Les conditions de réembauche sont pour l’instant très floues ; la direction envoie des messages contradictoires (selon la dernière communication, les conditions d’avant le licenciement resteraient les mêmes). Mais une porte-parole de la compagnie a dit que ‘‘La réintégration n’est pas garantie pour les personnes licenciées’’ (journal “The Star” du 26 mai). Les travailleurs ne sont pas non plus au courant des critères utilisés lors du processus de sélection. Jusqu’ici, 325 des travailleurs licenciés se sont vus refuser la réintégration ; les militants syndicaux sont clairement ciblés par ces refus. Alors que des travailleurs nouvellement recrutés commençaient à arriver à la mine lundi, les actions de la direction ont maintenant ajouté la menace d’expulsion des logis de la compagnie en plus de celle du chômage.

La grève spontanée a été provoquée par l’annonce de la direction qu’elle ne reconnait plus la direction de la direction de la section de Karee de la NUM, vu qu’elle a été désavouée par la direction régionale de la NUM. La direction régionale a refusé d’accepter le résultat de l’élection des délégués à Karee, en a informé la direction, et c’est cela qui a dans les faits encouragé la direction à licencier les travailleurs.

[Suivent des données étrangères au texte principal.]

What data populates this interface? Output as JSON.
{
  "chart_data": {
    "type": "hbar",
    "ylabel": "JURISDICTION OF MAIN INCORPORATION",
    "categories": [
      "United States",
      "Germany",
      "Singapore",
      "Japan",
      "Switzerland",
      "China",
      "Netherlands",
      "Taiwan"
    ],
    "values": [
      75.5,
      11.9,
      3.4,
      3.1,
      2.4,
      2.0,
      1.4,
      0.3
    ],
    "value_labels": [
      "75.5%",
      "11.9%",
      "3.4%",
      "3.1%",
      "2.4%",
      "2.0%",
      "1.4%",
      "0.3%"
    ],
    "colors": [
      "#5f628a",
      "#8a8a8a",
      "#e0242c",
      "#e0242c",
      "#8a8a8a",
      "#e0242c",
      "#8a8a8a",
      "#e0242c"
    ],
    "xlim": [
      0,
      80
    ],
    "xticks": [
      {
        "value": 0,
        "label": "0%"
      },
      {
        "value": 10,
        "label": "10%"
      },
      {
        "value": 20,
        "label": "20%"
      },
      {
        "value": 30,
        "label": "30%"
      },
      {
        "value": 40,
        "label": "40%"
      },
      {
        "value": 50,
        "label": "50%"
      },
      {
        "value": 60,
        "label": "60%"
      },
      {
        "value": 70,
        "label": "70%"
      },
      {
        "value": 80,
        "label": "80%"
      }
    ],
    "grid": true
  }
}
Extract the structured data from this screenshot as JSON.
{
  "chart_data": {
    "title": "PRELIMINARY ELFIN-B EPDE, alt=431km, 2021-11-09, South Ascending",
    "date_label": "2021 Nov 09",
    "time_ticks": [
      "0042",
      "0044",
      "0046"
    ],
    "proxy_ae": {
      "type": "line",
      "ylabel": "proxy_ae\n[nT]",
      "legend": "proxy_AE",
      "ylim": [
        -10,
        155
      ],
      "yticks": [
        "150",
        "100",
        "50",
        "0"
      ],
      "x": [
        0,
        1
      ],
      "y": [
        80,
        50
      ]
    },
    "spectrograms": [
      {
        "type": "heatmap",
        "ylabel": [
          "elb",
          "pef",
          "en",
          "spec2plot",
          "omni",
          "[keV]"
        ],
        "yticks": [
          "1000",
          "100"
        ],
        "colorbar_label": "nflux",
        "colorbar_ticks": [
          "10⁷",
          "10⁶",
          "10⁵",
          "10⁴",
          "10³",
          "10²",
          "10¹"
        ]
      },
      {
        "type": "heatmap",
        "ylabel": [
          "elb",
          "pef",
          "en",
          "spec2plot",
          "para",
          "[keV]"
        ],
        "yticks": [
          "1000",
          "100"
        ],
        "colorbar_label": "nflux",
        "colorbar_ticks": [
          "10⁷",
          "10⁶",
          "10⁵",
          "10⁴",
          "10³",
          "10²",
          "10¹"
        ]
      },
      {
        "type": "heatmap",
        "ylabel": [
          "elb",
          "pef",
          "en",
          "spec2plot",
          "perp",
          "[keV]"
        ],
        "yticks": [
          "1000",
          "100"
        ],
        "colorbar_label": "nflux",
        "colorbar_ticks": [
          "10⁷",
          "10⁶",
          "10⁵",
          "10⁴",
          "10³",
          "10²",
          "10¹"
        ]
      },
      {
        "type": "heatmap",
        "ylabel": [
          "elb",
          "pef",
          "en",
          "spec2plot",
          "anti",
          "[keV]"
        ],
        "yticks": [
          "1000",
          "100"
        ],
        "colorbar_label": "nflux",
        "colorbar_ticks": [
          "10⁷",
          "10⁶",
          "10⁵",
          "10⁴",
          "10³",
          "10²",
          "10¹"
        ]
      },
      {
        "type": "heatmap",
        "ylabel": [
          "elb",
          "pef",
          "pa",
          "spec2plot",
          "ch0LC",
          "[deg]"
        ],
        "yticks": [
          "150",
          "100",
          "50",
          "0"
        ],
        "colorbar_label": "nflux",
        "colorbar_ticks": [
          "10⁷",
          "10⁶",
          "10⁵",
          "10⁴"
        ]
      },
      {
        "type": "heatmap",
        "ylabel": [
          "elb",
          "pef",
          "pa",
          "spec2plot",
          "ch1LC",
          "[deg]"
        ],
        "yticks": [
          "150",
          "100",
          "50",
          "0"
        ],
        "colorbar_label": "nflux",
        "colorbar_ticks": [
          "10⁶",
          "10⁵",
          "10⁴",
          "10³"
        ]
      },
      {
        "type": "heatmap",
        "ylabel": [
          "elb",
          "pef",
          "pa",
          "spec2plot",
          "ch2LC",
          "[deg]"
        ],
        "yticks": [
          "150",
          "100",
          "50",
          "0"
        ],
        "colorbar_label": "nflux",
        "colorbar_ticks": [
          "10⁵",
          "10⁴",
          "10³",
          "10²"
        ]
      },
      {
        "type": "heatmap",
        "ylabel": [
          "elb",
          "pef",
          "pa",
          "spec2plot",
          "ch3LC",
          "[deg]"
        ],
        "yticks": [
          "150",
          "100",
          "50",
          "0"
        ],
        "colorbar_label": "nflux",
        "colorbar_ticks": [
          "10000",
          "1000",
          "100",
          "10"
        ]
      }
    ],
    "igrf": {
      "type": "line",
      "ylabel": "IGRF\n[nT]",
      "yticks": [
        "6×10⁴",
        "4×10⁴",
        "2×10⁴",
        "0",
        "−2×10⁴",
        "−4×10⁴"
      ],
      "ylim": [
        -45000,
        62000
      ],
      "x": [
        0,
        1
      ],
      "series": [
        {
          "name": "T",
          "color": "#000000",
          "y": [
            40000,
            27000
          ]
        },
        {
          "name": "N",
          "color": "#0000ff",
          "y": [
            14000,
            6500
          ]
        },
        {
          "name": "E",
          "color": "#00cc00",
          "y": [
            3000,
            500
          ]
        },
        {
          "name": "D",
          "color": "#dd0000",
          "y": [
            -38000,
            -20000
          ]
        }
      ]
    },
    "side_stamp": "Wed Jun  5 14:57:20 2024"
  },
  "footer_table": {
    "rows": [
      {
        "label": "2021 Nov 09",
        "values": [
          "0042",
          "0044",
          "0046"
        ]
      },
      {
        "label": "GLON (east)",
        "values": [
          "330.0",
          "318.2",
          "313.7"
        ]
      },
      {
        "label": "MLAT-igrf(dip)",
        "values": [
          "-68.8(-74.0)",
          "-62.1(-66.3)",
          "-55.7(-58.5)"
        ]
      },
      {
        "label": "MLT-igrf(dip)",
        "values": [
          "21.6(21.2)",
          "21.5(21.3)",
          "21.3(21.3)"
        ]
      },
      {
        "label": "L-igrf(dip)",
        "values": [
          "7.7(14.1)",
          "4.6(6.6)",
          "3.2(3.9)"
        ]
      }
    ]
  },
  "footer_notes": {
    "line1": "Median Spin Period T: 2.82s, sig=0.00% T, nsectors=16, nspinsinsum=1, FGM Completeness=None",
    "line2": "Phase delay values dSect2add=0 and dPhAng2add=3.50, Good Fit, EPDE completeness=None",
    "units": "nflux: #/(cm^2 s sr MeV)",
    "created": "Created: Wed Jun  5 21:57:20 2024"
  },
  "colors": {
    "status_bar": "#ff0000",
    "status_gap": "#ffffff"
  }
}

Cela faisait quelque temps que les mineurs de Karee étaient en désaccord avec la direction régionale de la NUM. Les délégués de la mine de Karee avaient dénoncé et combattu la corruption qui est devenue beaucoup trop courante dans la relation confortable qui s’est développée entre les patrons et les représentants syndicaux de la régionale de Rustenburg, comme c’est d’ailleurs le cas partout en Afrique du Sud.

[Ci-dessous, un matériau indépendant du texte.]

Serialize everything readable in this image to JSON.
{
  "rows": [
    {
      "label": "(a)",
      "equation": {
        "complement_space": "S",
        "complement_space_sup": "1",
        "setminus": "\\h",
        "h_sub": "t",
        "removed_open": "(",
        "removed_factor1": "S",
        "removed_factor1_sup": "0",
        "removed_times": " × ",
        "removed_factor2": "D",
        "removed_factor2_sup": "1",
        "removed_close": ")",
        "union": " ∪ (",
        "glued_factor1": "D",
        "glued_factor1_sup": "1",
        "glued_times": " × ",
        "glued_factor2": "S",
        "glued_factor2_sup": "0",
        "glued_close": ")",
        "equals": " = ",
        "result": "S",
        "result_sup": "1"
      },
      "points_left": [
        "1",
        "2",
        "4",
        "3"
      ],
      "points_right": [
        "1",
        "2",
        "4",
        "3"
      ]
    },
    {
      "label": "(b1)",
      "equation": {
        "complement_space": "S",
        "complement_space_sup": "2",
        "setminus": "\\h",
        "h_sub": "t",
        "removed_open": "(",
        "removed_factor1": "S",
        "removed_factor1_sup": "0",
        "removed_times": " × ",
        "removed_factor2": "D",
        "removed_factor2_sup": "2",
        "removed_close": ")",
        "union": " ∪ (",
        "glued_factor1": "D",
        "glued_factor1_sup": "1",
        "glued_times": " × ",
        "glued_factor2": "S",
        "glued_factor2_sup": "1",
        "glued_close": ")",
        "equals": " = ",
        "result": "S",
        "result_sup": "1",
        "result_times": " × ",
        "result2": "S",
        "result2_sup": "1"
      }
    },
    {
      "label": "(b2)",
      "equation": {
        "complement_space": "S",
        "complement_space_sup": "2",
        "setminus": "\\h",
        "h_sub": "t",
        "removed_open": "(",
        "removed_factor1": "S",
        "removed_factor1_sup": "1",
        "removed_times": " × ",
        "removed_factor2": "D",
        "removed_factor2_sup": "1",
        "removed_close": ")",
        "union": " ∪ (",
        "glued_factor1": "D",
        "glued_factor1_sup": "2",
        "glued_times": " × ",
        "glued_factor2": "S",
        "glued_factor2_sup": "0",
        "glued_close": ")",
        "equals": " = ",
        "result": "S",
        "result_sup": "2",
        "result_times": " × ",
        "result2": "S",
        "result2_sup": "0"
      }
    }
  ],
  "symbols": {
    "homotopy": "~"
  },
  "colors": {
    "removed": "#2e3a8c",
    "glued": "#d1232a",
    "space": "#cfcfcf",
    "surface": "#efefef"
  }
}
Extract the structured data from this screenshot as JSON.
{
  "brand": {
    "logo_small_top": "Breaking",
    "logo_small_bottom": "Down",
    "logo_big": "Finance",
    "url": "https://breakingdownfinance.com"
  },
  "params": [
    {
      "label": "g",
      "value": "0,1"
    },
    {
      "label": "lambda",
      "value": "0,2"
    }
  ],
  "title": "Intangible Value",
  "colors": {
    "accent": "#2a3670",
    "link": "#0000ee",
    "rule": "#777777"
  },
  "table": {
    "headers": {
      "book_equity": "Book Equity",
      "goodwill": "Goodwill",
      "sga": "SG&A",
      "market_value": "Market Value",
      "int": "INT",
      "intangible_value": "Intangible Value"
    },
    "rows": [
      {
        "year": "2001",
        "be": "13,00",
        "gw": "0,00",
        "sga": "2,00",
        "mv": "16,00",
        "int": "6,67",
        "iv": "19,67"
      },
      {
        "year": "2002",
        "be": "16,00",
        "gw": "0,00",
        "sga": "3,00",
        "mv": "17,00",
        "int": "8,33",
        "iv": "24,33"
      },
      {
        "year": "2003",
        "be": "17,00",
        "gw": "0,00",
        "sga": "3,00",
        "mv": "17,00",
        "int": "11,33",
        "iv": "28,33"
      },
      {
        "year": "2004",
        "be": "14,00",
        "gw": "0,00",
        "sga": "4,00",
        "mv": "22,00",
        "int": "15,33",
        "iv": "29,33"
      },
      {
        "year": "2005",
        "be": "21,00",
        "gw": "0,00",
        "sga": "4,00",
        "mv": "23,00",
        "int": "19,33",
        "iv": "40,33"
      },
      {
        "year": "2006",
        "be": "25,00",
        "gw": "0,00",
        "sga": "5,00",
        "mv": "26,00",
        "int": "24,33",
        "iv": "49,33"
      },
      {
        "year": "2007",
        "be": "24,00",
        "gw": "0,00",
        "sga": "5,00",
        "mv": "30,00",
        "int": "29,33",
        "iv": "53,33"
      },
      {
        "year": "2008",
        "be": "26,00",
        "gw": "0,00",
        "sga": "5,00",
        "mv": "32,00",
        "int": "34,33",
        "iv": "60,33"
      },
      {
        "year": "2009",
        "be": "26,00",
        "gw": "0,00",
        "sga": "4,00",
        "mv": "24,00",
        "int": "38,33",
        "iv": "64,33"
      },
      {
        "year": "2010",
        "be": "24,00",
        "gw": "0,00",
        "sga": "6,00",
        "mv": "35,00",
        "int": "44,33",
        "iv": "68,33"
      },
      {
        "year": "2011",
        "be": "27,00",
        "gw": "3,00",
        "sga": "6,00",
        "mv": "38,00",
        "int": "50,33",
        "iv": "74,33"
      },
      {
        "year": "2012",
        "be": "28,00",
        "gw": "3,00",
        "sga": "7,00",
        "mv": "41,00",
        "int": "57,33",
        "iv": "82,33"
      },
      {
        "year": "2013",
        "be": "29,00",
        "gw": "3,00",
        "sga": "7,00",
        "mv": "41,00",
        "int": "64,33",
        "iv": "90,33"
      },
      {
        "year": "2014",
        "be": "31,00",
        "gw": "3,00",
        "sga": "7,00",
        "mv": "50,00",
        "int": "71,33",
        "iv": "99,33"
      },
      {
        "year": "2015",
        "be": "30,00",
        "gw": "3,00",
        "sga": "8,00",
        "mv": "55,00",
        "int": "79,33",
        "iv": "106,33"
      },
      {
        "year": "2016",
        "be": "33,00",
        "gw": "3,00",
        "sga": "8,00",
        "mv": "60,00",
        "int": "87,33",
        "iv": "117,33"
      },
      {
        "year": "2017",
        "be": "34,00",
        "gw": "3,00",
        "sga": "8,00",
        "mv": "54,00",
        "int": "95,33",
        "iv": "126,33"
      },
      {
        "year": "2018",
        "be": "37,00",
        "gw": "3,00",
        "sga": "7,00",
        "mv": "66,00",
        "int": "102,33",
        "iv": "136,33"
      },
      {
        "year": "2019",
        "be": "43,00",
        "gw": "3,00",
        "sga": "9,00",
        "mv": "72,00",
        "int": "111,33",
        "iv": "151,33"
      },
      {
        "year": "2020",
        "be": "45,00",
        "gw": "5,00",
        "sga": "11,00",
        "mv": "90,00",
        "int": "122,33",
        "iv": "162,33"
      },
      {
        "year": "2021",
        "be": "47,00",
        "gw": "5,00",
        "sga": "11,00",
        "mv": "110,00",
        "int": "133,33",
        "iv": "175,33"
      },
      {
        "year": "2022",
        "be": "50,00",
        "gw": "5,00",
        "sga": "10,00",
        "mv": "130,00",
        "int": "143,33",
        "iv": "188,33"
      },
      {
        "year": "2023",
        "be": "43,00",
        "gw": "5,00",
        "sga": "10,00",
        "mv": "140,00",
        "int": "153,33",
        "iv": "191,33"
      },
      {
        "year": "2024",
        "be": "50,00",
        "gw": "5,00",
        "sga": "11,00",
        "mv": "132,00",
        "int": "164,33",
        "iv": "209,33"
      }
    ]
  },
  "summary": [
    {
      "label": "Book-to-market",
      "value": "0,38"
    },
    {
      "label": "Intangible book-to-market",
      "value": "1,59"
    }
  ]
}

Les travailleurs expliquent que c’est le refus de la part de ces délégués de se voir offrir des pots-de-vin en échange de leur “gentillesse”, et leur lutte déterminée pour améliorer les conditions de travail et de vie, qui les ont rendus très populaires parmi les travailleurs, mais aussi persona non grata du point de vue non seulement des patrons de la mine, mais aussi de leur propre direction syndicale.

Lorsque leur mandat a expiré en avril, tous les délégués sauf deux (qui étaient permanents au bureau régional de la NUM) ont été réélus par les travailleurs lors d’un meeting de masse, contrairement à ce qu’affirme la direction de la NUM dans les médias. La direction régionale de la NUM a refusé d’accepter ce fait, a suspendu deux de ces délégués populaires pour “mauvaise conduite”, sans plus de précision, et a tenté d’imposer de nouvelles élections, desquelles étaient exclues les personnes qui avaient déjà été réélues. La grève a été provoquée lorsque la direction de Lonmin a profité de cette occasion pour discipliner sa main d’œuvre dont elle jugeait la combativité inquiétante, en annonçant immédiatement d’elle-même l’action de la direction régionale de la NUM aux travailleurs.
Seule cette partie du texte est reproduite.